吉井理人1軍投手コーチ(54)も「すごかったです。驚いたので、細かいところは見ていないです。あんな球見たことがないです」「近鉄時代に野茂英雄と阿波野秀幸さんを見た時以来の衝撃でした」と、投球に圧倒された。どんな風に投げるか見たかったため、ブルペン前に特に何のアドバイスもしなかったという。また、今後もある程度の間隔を空けながら、ブルペン入りさせる指導方針を明かした。

吉井理人1軍投手コーチ(54)

佐々木朗希から見た佐々木朗希

ところが、当の本人は全くピッチングに納得していない様子だ。

ここまで吉井投手コーチの育成方針でバッテリー間の18・44メートルの距離で平地でのキャッチボール練習を続けてきた佐々木は「ブルペンの傾斜を使って投げられたのは良かったと思います」と収穫を口にしながらも、「(投げる感覚は)良くなかったです。
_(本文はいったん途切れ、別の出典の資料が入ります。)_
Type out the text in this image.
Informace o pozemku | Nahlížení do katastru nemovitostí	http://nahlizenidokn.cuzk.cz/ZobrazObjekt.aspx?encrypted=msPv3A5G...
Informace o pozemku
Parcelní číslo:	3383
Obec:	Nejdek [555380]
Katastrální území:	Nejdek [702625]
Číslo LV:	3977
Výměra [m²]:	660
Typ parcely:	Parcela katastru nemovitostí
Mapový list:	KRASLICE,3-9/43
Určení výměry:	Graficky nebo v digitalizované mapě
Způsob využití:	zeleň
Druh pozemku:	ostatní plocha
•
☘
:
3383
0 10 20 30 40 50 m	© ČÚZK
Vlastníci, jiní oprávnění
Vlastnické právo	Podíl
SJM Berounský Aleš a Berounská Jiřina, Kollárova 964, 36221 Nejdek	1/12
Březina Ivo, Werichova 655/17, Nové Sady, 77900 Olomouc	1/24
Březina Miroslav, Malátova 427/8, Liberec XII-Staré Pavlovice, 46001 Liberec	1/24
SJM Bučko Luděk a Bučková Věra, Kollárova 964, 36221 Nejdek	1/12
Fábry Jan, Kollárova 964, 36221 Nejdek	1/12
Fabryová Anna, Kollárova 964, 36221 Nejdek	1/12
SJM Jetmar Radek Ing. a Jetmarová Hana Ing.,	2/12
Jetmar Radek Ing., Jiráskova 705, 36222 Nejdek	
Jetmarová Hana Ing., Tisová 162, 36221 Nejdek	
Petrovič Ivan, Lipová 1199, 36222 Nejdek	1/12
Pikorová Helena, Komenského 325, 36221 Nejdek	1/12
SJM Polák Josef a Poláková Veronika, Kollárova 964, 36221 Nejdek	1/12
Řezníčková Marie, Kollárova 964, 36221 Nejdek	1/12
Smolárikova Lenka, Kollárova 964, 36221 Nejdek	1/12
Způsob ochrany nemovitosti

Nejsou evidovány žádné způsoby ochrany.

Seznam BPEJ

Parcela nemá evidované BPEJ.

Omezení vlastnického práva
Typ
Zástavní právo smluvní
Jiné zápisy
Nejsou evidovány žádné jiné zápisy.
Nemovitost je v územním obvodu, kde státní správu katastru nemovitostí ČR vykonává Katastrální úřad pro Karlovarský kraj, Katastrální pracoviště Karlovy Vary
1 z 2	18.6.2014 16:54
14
全体的にダメだったと思います」と話し、さらに自分自身で納得のいく球は「1つもなかったです」と自分に厳しい。

それでも1軍スタートとなったキャンプをこの日で打ち上げ、翌14日からは1軍の沖縄本島での練習試合に帯同する佐々木。「一度も離脱することなく、ブルペンも入れましたし順調でした。すごく緊張感のある練習でしたし、1軍の投手のブルペンもたくさん見られたので、とても勉強になりました」と充実したキャンプを振り返った。

キャンプ最終日に石垣島のファンの前で最高の恩返しができた佐々木。

ブルペンで捕手を座らせての本格的な投球練習は順調にいけば2月末頃になる見通しだが、令和の怪物は早くもその"怪物級の豪速球"を見せつけた。